Based on areca testing it does not seem to do read-verify but a later patrol read may catch the error. You’d need raid6 to recover from the situation, but it is unclear to me if the driver is written in such a way as to do that. The controller seems to handle the case well that a drive reports an error, or a drive times out, or a drive is missing entirely. The edge cases I’ve dealt with… you have to be really unlucky when the “wrong” 4k sector corruption leads to a cascade of failures.
Just the other day infact,
status: One or more devices has experienced an unrecoverable error. An
attempt was made to correct the error. Applications are unaffected.
action: Determine if the device needs to be replaced, and clear the errors
using 'zpool clear' or replace the device with 'zpool replace'.

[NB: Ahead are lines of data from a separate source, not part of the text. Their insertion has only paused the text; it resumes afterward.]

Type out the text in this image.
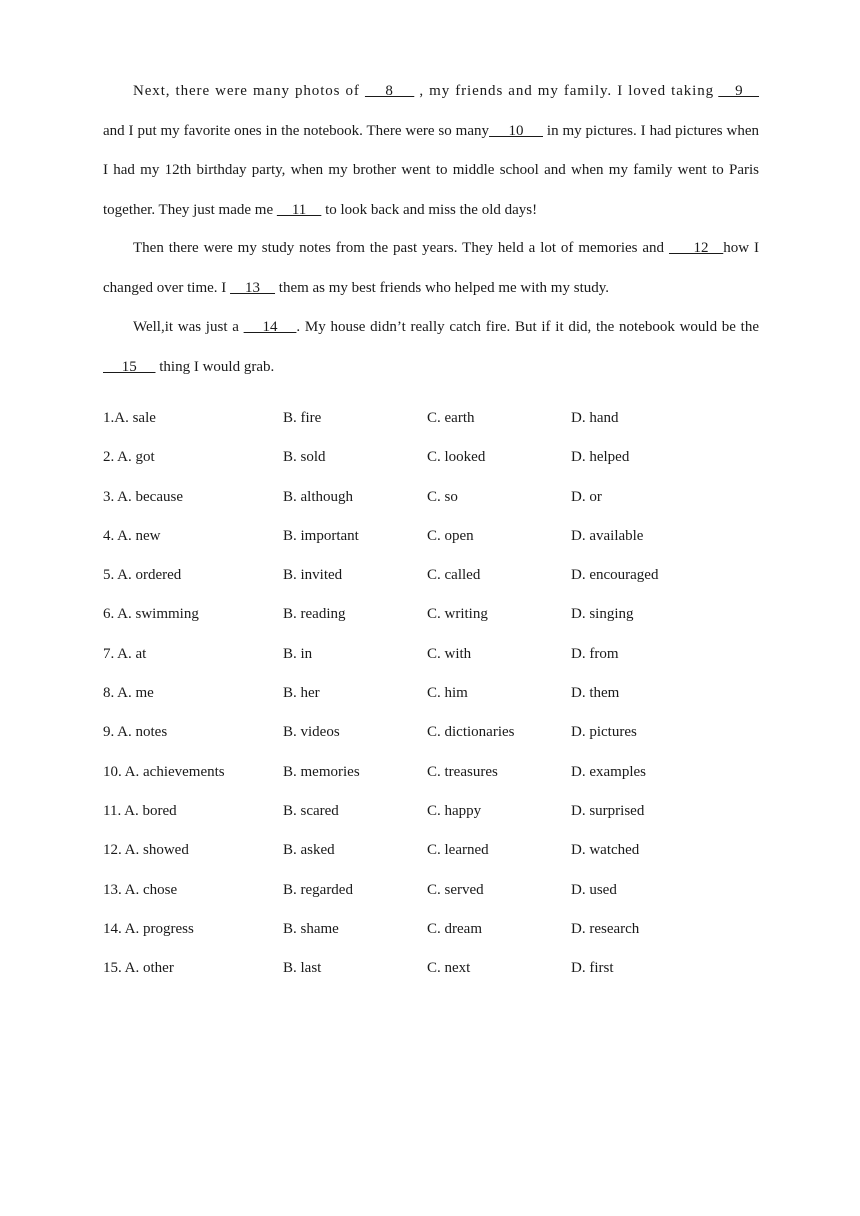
Next, there were many photos of     8     , my friends and my family. I loved taking     9     and I put my favorite ones in the notebook. There were so many     10      in my pictures. I had pictures when I had my 12th birthday party, when my brother went to middle school and when my family went to Paris together. They just made me     11     to look back and miss the old days!

Then there were my study notes from the past years. They held a lot of memories and      12   how I changed over time. I     13     them as my best friends who helped me with my study.

Well,it was just a     14    . My house didn’t really catch fire. But if it did, the notebook would be the     15      thing I would grab.

1.A. sale	B. fire	C. earth	D. hand
2. A. got	B. sold	C. looked	D. helped
3. A. because	B. although	C. so	D. or
4. A. new	B. important	C. open	D. available
5. A. ordered	B. invited	C. called	D. encouraged
6. A. swimming	B. reading	C. writing	D. singing
7. A. at	B. in	C. with	D. from
8. A. me	B. her	C. him	D. them
9. A. notes	B. videos	C. dictionaries	D. pictures
10. A. achievements	B. memories	C. treasures	D. examples
11. A. bored	B. scared	C. happy	D. surprised
12. A. showed	B. asked	C. learned	D. watched
13. A. chose	B. regarded	C. served	D. used
14. A. progress	B. shame	C. dream	D. research
15. A. other	B. last	C. next	D. first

see: https://openzfs.github.io/openzfs-docs/msg/ZFS-8000-9P
scan: scrub repaired 132K in 05:52:47 with 0 errors on Sat Apr 20 20:01:45 2024
config:
NAME STATE READ WRITE CKSUM
ssdpool ONLINE 0 0 0
raidz1-0 ONLINE 0 0 0
nvme-SAMSUNG_MZQLB7T6HMLA-1-part3 ONLINE 2 0 0
nvme-SAMSUNG_MZQLB7T6HMLA-2-part3 ONLINE 0 0 1
nvme-SAMSUNG_MZQLB7T6HMLA-3-part3 ONLINE 0 0 0
errors: No known data errors
This is 100% caused by the nvme backplane and/or cables being the slightest bit sketchy, which has slowly been increasing the last few months. We have already rotated drives and picked up a hot spare. This type of “well, it’s probably the backplane” is rarely, if ever, well-tested by hardware raid controllers. Patrol read is supposed to catch this type of errors the way that zfs does HOWEVER the reality is that it doesn’t really do much to correct the error… it corrects the inconsistency. perhaps clobbering the data in the process. LinuxMD assumes that the data is correct but not the parity, too, fwiw. Whereas ZFS knows exactly which thing is incorrect, and fixes it.

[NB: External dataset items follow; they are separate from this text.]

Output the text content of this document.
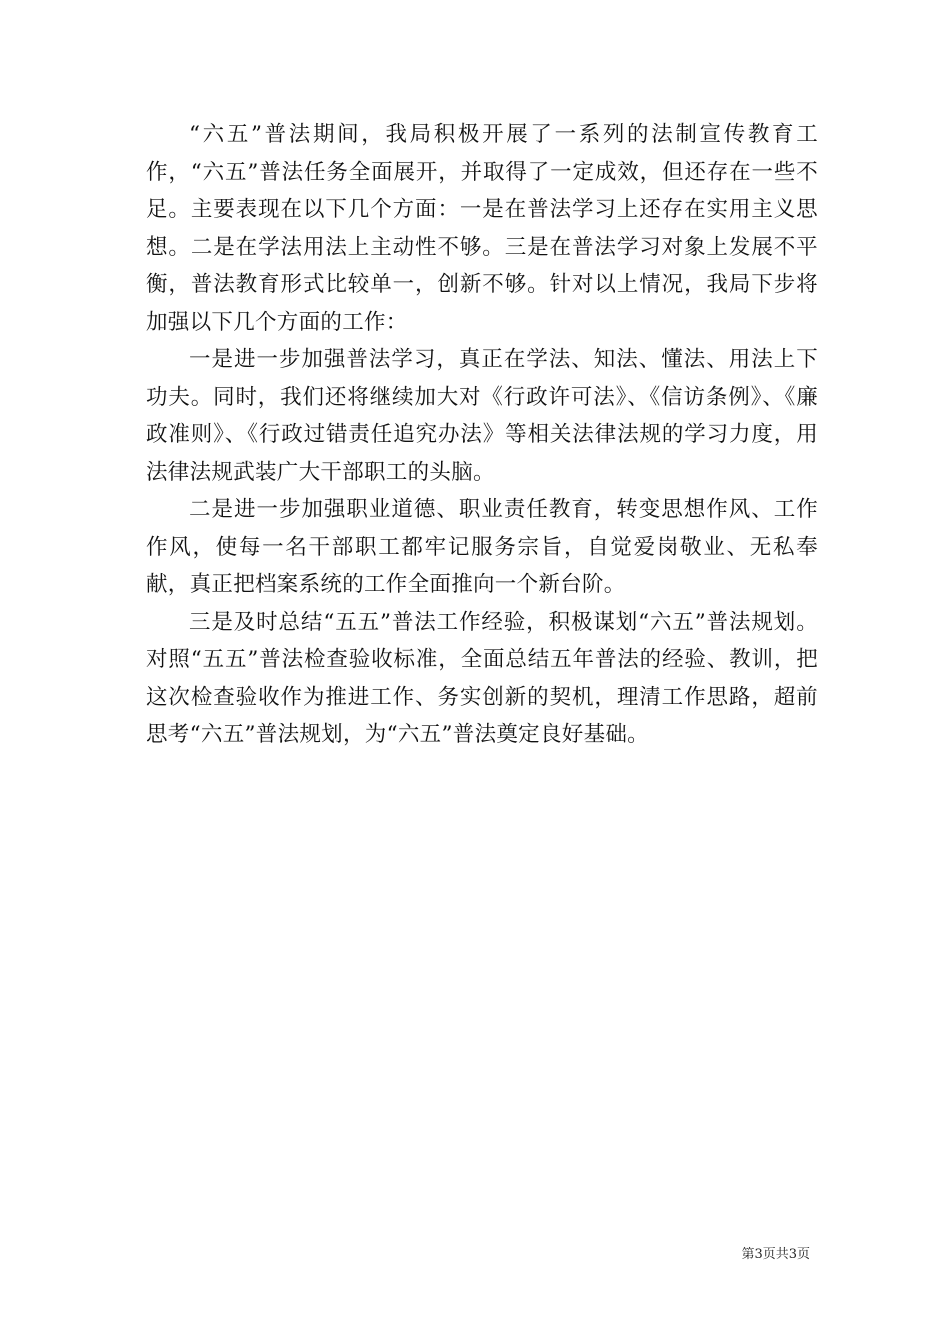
“六五”普法期间，我局积极开展了一系列的法制宣传教育工作，“六五”普法任务全面展开，并取得了一定成效，但还存在一些不足。主要表现在以下几个方面：一是在普法学习上还存在实用主义思想。二是在学法用法上主动性不够。三是在普法学习对象上发展不平衡，普法教育形式比较单一，创新不够。针对以上情况，我局下步将加强以下几个方面的工作：

一是进一步加强普法学习，真正在学法、知法、懂法、用法上下功夫。同时，我们还将继续加大对《行政许可法》、《信访条例》、《廉政准则》、《行政过错责任追究办法》等相关法律法规的学习力度，用法律法规武装广大干部职工的头脑。

二是进一步加强职业道德、职业责任教育，转变思想作风、工作作风，使每一名干部职工都牢记服务宗旨，自觉爱岗敬业、无私奉献，真正把档案系统的工作全面推向一个新台阶。

三是及时总结“五五”普法工作经验，积极谋划“六五”普法规划。对照“五五”普法检查验收标准，全面总结五年普法的经验、教训，把这次检查验收作为推进工作、务实创新的契机，理清工作思路，超前思考“六五”普法规划，为“六五”普法奠定良好基础。

第3页共3页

If you happen to be using 520 byte sectors instead of 512 byte… your raid card also knows where the inconsistency is, very similar to zfs, and can fix it that way. But in normal 4k or 512 byte? you rely on the drive to know 100% of the time.
and if you hit a software bug or inconsistency or, as in the above, just bad cables? sorry about your data
Testing
I would suggest zeroing the whole drive/array and then creating a 1 megabyte file filled with a test pattern and then scanning each drive stand-alone to see how the controller broke the test pattern across the drive. You could corrupt some part of it – no more than 4kb. Even just zeroing ONE 4kb block on ONE drive. And then see what happens when reading back that 1 megabyte file.